Almost as an aside, I've heard TimBL field the question "if you could go back in time, what would you do differently". The answer I heard was that he regrets the inclusion of both : and // after the scheme. Either one would have been sufficient, both is overkill.

iherman commented 4 years ago

At this point, I have the impression that we're repeating the same arguments all along. And I also believe that this is not a technical nor overly important issue; the real issue was a clearer separation of the DID ("naked DID", as @talltree called it) and the DID URL/Locator. This separation is now done in the spec.

I would propose the chairs (cc: @burnburn @brentzundel) should call a vote on, e.g., on one of the upcoming calls or even through other means (e.g., mails, github, whatever), and we go with the results. I do not believe that this issue is an essential technical one, meaning that I do not think there should be a unanimity (putting another way, somebody voting -1 should not be seen as a formal objection), meaning that a simple majority of the votes would be enough to carry it.

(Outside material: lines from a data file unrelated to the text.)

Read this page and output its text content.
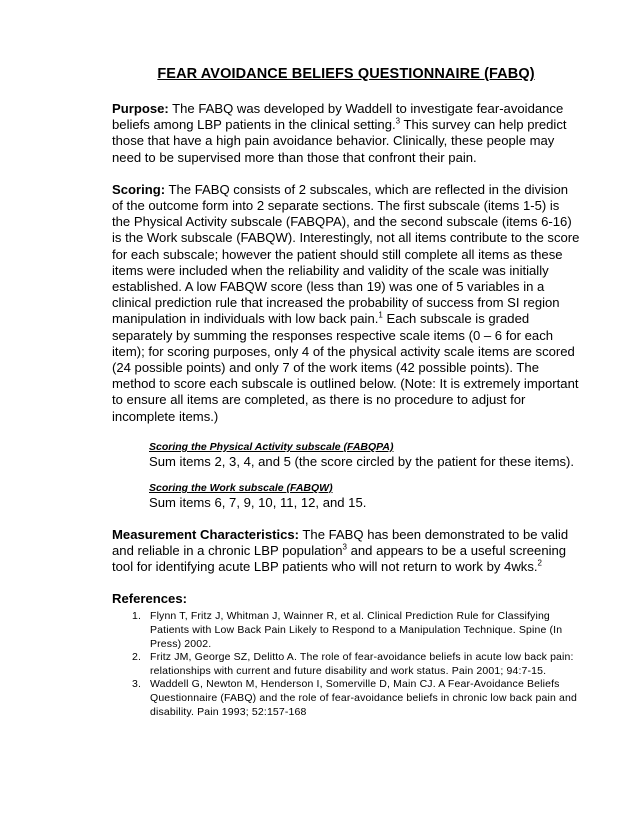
FEAR AVOIDANCE BELIEFS QUESTIONNAIRE (FABQ)
Purpose: The FABQ was developed by Waddell to investigate fear-avoidance beliefs among LBP patients in the clinical setting.$^3$ This survey can help predict those that have a high pain avoidance behavior. Clinically, these people may need to be supervised more than those that confront their pain.
Scoring: The FABQ consists of 2 subscales, which are reflected in the division of the outcome form into 2 separate sections. The first subscale (items 1-5) is the Physical Activity subscale (FABQPA), and the second subscale (items 6-16) is the Work subscale (FABQW). Interestingly, not all items contribute to the score for each subscale; however the patient should still complete all items as these items were included when the reliability and validity of the scale was initially established. A low FABQW score (less than 19) was one of 5 variables in a clinical prediction rule that increased the probability of success from SI region manipulation in individuals with low back pain.$^1$ Each subscale is graded separately by summing the responses respective scale items (0 – 6 for each item); for scoring purposes, only 4 of the physical activity scale items are scored (24 possible points) and only 7 of the work items (42 possible points). The method to score each subscale is outlined below. (Note: It is extremely important to ensure all items are completed, as there is no procedure to adjust for incomplete items.)
Scoring the Physical Activity subscale (FABQPA)
Sum items 2, 3, 4, and 5 (the score circled by the patient for these items).
Scoring the Work subscale (FABQW)
Sum items 6, 7, 9, 10, 11, 12, and 15.
Measurement Characteristics: The FABQ has been demonstrated to be valid and reliable in a chronic LBP population$^3$ and appears to be a useful screening tool for identifying acute LBP patients who will not return to work by 4wks.$^2$
References:
1. Flynn T, Fritz J, Whitman J, Wainner R, et al. Clinical Prediction Rule for Classifying Patients with Low Back Pain Likely to Respond to a Manipulation Technique. Spine (In Press) 2002.
2. Fritz JM, George SZ, Delitto A. The role of fear-avoidance beliefs in acute low back pain: relationships with current and future disability and work status. Pain 2001; 94:7-15.
3. Waddell G, Newton M, Henderson I, Somerville D, Main CJ. A Fear-Avoidance Beliefs Questionnaire (FABQ) and the role of fear-avoidance beliefs in chronic low back pain and disability. Pain 1993; 52:157-168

talltree commented 4 years ago

Since a thumbs-up on his post doesn't feel like enough, let me second @iherman 's suggestion that we just ask the chairs hold a vote (or conduct one-person-one-vote poll, as that would be easier to reach the full WG) to close on this issue. That's often the only way to close on terminology issues like this.

jonnycrunch commented 4 years ago

@iherman

I have a very early draft for a presentation on DIDs, where I have two slides on URIs and DIDs in that respect:

I would just add that I believe a DID is a subset of a URN and not a URI in your venn diagram.

kdenhartog commented 4 years ago
I have a very early draft for a presentation on DIDs, where I have two slides on URIs and DIDs in that respect:

I would just add that I believe a DID is a subset of a URN and not a URI in your venn diagram.

uri is correct. A urn must begin with the scheme "urn" according to the ABNF in RFC 8141

iherman commented 4 years ago

This issue was discussed in a meeting.